I had no such lofty goals, but I did wonder what my home commonwealth of Pennsylvania would look like with 67 equal-population counties. I drew it up here. This is not something I endorse as a political matter (although Philadelphia might do better as a group of smaller governmental units) but just a bit of fun. It also gives a visual representation of where Pennsylvania’s population is concentrated in a way many other maps don’t.
After posting that map of Philadelphia’s presidential votes the other day, I wanted to see how much had changed since 2012. So I came up with this:
You’re still looking at a vast sea of blue, but the differences jump out at you. Clinton and Obama both won the city easily, but Obama won it much more thoroughly. Trump won wide swathes of the 45th ward where Obama had carried every single division four years earlier. Trump’s victories in the Northeast were also much deeper and widespread. Even in the dark blue areas of North and West Philly, we can see that Obama was the stronger candidate. Where Clinton had three divisions with 100% of the votes for her, Obama had twenty-seven. The pattern held throughout the area. Clinton didn’t lose much of Obama’s totals, just a handful of votes in each division. But it was enough.

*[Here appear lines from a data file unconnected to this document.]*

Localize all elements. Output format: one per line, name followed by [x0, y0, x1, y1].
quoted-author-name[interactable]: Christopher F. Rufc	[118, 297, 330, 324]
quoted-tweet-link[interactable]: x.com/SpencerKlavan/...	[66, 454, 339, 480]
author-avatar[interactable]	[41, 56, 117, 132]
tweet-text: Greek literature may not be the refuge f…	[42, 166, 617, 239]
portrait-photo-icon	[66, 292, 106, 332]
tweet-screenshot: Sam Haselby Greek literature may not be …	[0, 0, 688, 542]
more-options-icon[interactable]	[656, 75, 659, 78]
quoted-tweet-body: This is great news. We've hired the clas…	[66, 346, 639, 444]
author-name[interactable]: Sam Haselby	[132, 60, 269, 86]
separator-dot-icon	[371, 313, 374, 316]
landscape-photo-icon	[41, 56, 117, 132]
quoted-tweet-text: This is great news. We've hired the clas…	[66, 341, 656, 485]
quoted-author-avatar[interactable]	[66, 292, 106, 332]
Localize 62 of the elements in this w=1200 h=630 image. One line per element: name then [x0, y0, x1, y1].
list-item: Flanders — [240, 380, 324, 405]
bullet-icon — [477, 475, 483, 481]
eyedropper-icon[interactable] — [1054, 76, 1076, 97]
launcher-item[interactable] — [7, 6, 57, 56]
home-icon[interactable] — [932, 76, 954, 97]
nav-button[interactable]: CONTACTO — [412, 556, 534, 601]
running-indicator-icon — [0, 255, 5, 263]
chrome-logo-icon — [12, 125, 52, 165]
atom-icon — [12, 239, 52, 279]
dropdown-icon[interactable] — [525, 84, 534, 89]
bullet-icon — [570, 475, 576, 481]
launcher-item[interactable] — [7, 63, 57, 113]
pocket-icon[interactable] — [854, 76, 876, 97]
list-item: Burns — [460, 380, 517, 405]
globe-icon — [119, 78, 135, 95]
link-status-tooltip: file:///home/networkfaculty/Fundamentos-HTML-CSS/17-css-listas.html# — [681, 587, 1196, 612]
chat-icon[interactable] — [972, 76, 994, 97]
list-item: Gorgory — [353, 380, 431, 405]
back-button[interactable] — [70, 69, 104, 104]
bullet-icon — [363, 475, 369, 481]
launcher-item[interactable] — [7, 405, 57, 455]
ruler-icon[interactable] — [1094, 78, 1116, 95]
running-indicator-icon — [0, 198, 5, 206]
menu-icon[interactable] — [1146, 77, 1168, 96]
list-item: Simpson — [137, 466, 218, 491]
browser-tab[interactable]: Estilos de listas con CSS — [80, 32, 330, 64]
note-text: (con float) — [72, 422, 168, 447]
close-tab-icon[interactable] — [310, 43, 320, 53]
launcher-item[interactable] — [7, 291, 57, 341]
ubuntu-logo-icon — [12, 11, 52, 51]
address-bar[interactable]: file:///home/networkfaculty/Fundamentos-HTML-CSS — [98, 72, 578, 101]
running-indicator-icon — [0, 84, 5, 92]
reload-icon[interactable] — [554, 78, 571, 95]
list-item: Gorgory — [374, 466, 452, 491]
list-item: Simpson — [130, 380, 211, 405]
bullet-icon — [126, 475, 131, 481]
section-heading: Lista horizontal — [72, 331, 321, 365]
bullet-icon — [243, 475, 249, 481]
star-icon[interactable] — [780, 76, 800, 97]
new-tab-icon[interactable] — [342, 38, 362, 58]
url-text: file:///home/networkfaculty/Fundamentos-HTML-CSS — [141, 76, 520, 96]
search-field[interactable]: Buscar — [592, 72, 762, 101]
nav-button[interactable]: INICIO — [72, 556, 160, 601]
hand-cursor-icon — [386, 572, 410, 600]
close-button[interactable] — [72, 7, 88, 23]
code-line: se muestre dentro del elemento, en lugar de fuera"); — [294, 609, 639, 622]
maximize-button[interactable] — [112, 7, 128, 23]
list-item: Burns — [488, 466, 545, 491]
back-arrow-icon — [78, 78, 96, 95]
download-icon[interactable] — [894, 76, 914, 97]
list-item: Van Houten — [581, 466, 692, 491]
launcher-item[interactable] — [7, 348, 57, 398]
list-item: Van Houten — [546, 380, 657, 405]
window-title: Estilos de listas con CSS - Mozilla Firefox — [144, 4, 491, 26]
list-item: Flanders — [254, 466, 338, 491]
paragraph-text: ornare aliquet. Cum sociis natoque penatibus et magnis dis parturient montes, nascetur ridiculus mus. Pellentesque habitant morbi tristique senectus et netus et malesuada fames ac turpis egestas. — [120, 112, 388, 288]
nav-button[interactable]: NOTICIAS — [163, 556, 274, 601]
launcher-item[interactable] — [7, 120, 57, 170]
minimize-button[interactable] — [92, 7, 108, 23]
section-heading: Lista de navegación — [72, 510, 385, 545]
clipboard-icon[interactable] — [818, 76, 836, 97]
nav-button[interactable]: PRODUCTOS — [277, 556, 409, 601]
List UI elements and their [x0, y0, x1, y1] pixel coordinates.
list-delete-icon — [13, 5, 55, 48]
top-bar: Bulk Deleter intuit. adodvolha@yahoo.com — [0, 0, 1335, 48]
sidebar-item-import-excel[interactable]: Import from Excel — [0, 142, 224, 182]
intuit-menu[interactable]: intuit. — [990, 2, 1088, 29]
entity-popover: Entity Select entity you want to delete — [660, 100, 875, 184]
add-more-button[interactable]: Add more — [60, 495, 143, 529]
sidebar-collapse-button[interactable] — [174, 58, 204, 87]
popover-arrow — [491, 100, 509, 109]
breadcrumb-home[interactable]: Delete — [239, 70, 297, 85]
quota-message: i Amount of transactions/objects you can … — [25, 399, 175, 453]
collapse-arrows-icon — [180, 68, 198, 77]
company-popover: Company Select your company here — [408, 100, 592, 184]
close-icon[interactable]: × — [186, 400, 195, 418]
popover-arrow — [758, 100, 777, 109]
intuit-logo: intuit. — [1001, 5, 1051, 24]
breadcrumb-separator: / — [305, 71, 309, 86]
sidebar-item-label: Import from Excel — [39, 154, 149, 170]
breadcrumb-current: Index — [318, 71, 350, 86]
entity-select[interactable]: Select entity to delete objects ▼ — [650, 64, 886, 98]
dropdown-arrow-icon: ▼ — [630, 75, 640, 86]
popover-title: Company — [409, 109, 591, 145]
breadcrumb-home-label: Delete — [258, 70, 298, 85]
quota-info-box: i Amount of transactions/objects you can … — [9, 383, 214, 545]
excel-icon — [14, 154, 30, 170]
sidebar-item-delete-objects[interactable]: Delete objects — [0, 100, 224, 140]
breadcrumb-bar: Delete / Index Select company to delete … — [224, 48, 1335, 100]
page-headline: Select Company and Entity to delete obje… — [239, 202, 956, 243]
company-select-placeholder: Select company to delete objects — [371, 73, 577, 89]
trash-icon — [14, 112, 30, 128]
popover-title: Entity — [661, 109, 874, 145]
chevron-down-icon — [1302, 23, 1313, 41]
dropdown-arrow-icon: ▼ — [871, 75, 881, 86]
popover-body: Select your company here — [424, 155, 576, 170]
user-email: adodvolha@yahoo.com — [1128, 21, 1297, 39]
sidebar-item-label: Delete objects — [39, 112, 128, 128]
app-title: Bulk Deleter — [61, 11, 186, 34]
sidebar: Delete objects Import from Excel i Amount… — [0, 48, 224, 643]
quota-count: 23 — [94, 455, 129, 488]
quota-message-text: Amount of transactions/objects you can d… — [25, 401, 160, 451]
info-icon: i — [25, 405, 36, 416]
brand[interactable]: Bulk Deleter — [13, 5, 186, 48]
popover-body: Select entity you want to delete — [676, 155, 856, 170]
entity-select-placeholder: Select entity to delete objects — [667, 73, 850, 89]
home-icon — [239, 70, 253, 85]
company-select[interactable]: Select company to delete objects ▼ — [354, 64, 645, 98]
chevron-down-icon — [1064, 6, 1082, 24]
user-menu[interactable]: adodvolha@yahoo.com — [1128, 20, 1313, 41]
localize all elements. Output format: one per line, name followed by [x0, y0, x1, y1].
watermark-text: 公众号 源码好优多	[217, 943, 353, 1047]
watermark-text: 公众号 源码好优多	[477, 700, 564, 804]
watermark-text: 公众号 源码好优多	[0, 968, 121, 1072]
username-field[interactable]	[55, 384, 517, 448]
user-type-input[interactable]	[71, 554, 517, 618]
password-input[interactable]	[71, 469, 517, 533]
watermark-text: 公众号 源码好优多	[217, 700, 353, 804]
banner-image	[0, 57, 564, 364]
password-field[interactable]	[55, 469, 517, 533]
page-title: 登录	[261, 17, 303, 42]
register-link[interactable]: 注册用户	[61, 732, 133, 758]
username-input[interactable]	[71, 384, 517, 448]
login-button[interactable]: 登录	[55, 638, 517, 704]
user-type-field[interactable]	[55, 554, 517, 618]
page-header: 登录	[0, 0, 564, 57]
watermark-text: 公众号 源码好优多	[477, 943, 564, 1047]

This year, at last, the dream of Republicans in Pennsylvania came true as our swing state finally swung. It wasn’t my dream for 2016, exactly, since I voted for Johnson, but for many who pushed back against the idea that the Commonwealth was a purely Democratic state at the Presidential level, it was gratifying. In fact, according to Nate Silver’s 538 website, Pennsylvania was the tipping point in electing Trump.
Over the weekend, I charted the precinct-level results in Philadelphia, the city Hillary thought would save the state for her. As most observers of the Philly political scene would have expected, Clinton was weakest in the Far Northeast. I was also surprised at Trump’s strength in South Philly and the river wards. Trump’s best division (we call precincts divisions here) was in South Philly, 39-14, where he tallied 70.3% of the vote (it’s the big one in the far south of the 39th ward). Clinton had three divisions in North Philly where the people chose her unanimously (29-07, 29-16, and 32-29,) which I’ve marked with asterisks on the map. There were also two ties, both in the Northeast (64-17 and 66-18).